Why, then, do people love dogs? I’m not certain. But we’ve noticed something.

It was pointed out to us by one of the folks at daycare. I was standing in the lobby one day, waiting for them to bring a charging, pulling-on-her-leash, ready-to-shower-me-in-all-the-love-in-the-world-and-also-punch-my-nuts-because-that’s-where-her-paws-happen-to-hit-when-she-jumps-on-me Fargo out of “the Romper Room,” where she spends playtime, and the woman behind the counter said, “Fargo is the perfect dog. She likes everyone. And everyone likes her. Every person here. Every dog. She gets along with all of them.”

This was high praise, and obviously, we’re lucky to have a dog with such a wonderful temperament. But I wonder if that temperament comes in large part from how strangers have always treated our pup. Yes, Fargo is loving to everyone. But everyone is kind to Fargo, too. And the latter preceded the former.
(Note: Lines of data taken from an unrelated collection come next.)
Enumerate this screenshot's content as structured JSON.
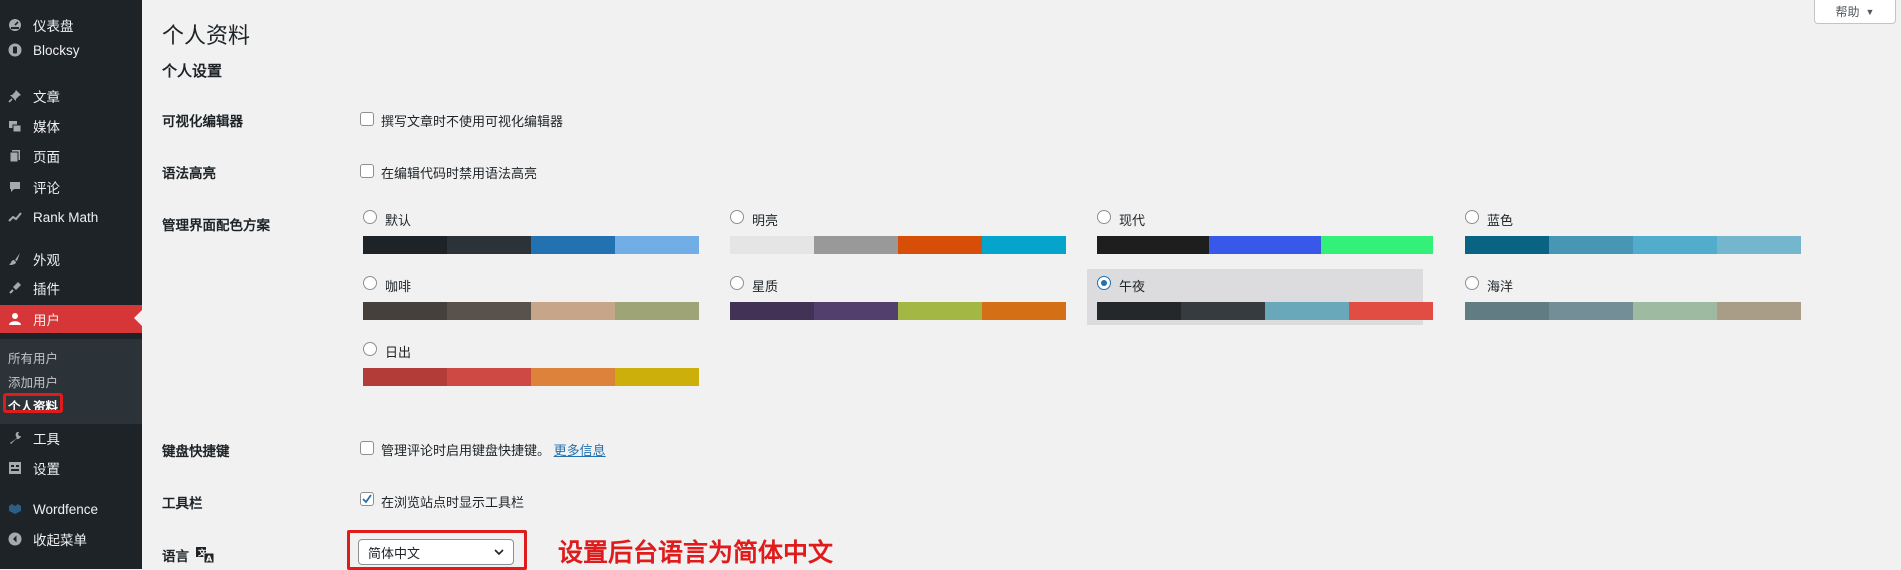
{
  "sidebar": {
    "items": [
      {
        "label": "仪表盘",
        "icon": "dashboard-icon"
      },
      {
        "label": "Blocksy",
        "icon": "blocksy-icon"
      },
      {
        "label": "文章",
        "icon": "pin-icon"
      },
      {
        "label": "媒体",
        "icon": "media-icon"
      },
      {
        "label": "页面",
        "icon": "page-icon"
      },
      {
        "label": "评论",
        "icon": "comment-icon"
      },
      {
        "label": "Rank Math",
        "icon": "rank-math-icon"
      },
      {
        "label": "外观",
        "icon": "appearance-icon"
      },
      {
        "label": "插件",
        "icon": "plugin-icon"
      },
      {
        "label": "用户",
        "icon": "user-icon"
      },
      {
        "label": "工具",
        "icon": "wrench-icon"
      },
      {
        "label": "设置",
        "icon": "settings-icon"
      },
      {
        "label": "Wordfence",
        "icon": "wordfence-icon"
      },
      {
        "label": "收起菜单",
        "icon": "collapse-icon"
      }
    ],
    "submenu": [
      "所有用户",
      "添加用户",
      "个人资料"
    ]
  },
  "help": {
    "label": "帮助"
  },
  "page": {
    "title": "个人资料",
    "section": "个人设置"
  },
  "rows": {
    "visual_editor": {
      "label": "可视化编辑器",
      "checkbox": "撰写文章时不使用可视化编辑器",
      "checked": false
    },
    "syntax": {
      "label": "语法高亮",
      "checkbox": "在编辑代码时禁用语法高亮",
      "checked": false
    },
    "color_scheme": {
      "label": "管理界面配色方案"
    },
    "keyboard": {
      "label": "键盘快捷键",
      "checkbox": "管理评论时启用键盘快捷键。",
      "link": "更多信息",
      "checked": false
    },
    "toolbar": {
      "label": "工具栏",
      "checkbox": "在浏览站点时显示工具栏",
      "checked": true
    },
    "language": {
      "label": "语言",
      "selected": "简体中文",
      "icon": "translate-icon"
    }
  },
  "color_schemes": [
    {
      "name": "默认",
      "selected": false,
      "colors": [
        "#1d2327",
        "#2c3338",
        "#2271b1",
        "#72aee6"
      ]
    },
    {
      "name": "明亮",
      "selected": false,
      "colors": [
        "#e5e5e5",
        "#999999",
        "#d64e07",
        "#04a4cc"
      ]
    },
    {
      "name": "现代",
      "selected": false,
      "colors": [
        "#1e1e1e",
        "#3858e9",
        "#33f078"
      ]
    },
    {
      "name": "蓝色",
      "selected": false,
      "colors": [
        "#096484",
        "#4796b3",
        "#52accc",
        "#74b6ce"
      ]
    },
    {
      "name": "咖啡",
      "selected": false,
      "colors": [
        "#46403c",
        "#59524c",
        "#c7a589",
        "#9ea476"
      ]
    },
    {
      "name": "星质",
      "selected": false,
      "colors": [
        "#413256",
        "#523f6d",
        "#a3b745",
        "#d46f15"
      ]
    },
    {
      "name": "午夜",
      "selected": true,
      "colors": [
        "#25282b",
        "#363b3f",
        "#69a8bb",
        "#e14d43"
      ]
    },
    {
      "name": "海洋",
      "selected": false,
      "colors": [
        "#627c83",
        "#738e96",
        "#9ebaa0",
        "#aa9d88"
      ]
    },
    {
      "name": "日出",
      "selected": false,
      "colors": [
        "#b43c38",
        "#cf4944",
        "#dd823b",
        "#ccaf0b"
      ]
    }
  ],
  "annotation": "设置后台语言为简体中文"
}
On our drive back from the breeder (yes, adopting pets is noble and good, but my wife’s significantly allergic to dogs, so what were we to do, the breeder was kind and adores the dogs), we met a young family outside a Panera. She received their full attention. Pets. Scritches. A hug from a six-year-old. A few hours later, she was taking a dump behind a gas station, making that direct eye contact dogs make when they do that, when a big ol’ lifted pickup truck pulled around the corner and…just stopped. Just stopped, and just waited for her while the big guys inside smiled and laughed at the puppy getting breakfast out of her system in a dusty parking lot. They drove by, pop country blasting, with a friendly wave. To us and our dog.

She had to go to the vet that first week. Had to spend two nights at the vet. She was showered with love the whole time. She was showered with comfort. And in addition to love, they saved her life. After she came home, she had to stay away from other dogs for a couple weeks, but when the coast was clear, friends of ours brought their well-trained, friendly pups over to welcome her to the world outside her litter. They were gentle. They were fun. They were kind. And when they weren’t, their people pulled them away.
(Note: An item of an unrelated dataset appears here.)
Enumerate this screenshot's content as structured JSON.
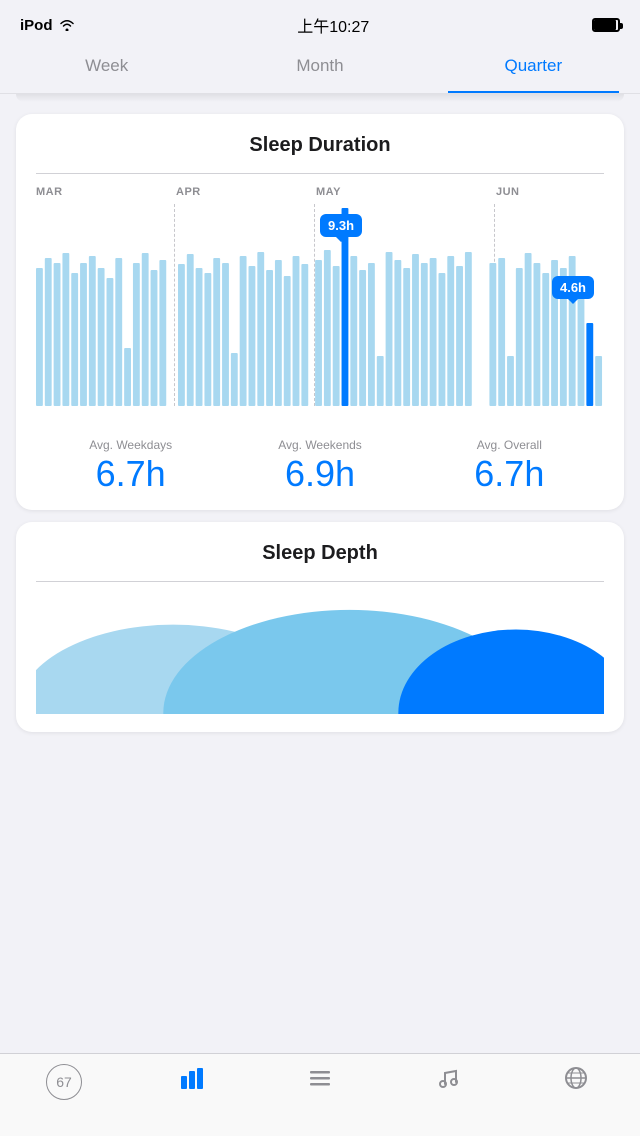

Not every dog is ready to play with ours, but their people know that. Their people keep them away. Fargo has, in her entire life, had exactly two bad experiences with other dogs, and in one of those the dog was just being territorial about a toy. Both were over within moments, Fargo whisked away to friends or the safety of the backseat. Of course Fargo loves everybody—everybody loves her. Of course Fargo gets along with all the other dogs—every dog she’s ever met, bar those two, has been one well set to get along with her.

In these moments—someone waving at Fargo across the street when their dog can’t handle playing, someone rolling down their window at a stoplight to say hello through the windows, a waiter laughing it off with pets and pats when Fargo takes the bowl of water they just filled for her and splashes it all over the patio at a bar (or when she tries to steal the plate of food they’re taking to another customer)—people are being their best. They’re being their kindest. Even if the puppy’s being a demanding, annoying twerp.
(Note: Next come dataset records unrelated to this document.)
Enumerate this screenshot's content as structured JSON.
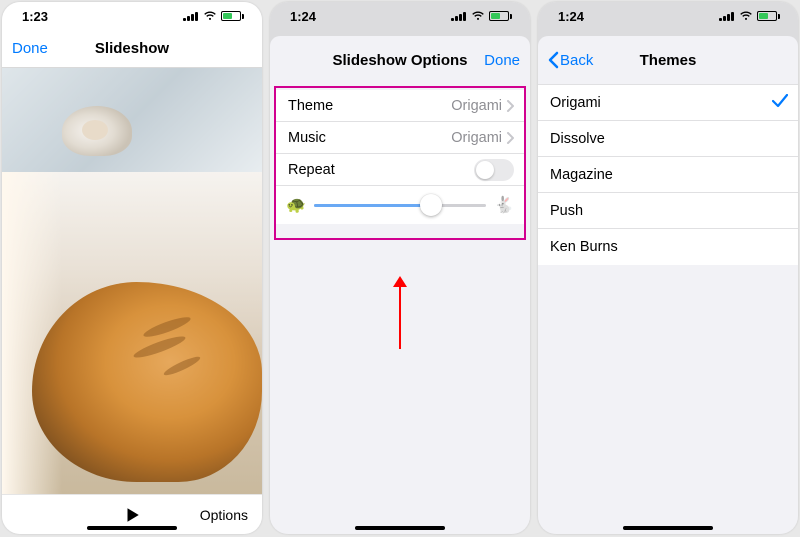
{
  "screen1": {
    "time": "1:23",
    "done": "Done",
    "title": "Slideshow",
    "options": "Options"
  },
  "screen2": {
    "time": "1:24",
    "title": "Slideshow Options",
    "done": "Done",
    "rows": {
      "theme_label": "Theme",
      "theme_value": "Origami",
      "music_label": "Music",
      "music_value": "Origami",
      "repeat_label": "Repeat"
    },
    "repeat_on": false,
    "speed_percent": 68
  },
  "screen3": {
    "time": "1:24",
    "back": "Back",
    "title": "Themes",
    "items": [
      "Origami",
      "Dissolve",
      "Magazine",
      "Push",
      "Ken Burns"
    ],
    "selected": "Origami"
  }
}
And so I wonder if part of why dogs are so great is not anything that really has to do directly with what dogs are like, but is instead what we’re like around dogs. We’re kind around them. We’re happy around them. Something about dogs brings out our best. Yes, this ties back to dogs, but again—many a dog can make a house a living hell at times. And so, with the population that adores dogs (yes, I know this isn’t the entire population—there are many who don’t like dogs, or who treat dogs badly, here’s the obligatory acknowledgement of the existence of those subsets), I don’t think it’s as simple as, “We love dogs.” I don’t think that’s what comes first. I think it’s more that we love ourselves when we’re with dogs. Because those are the selves we want to always be.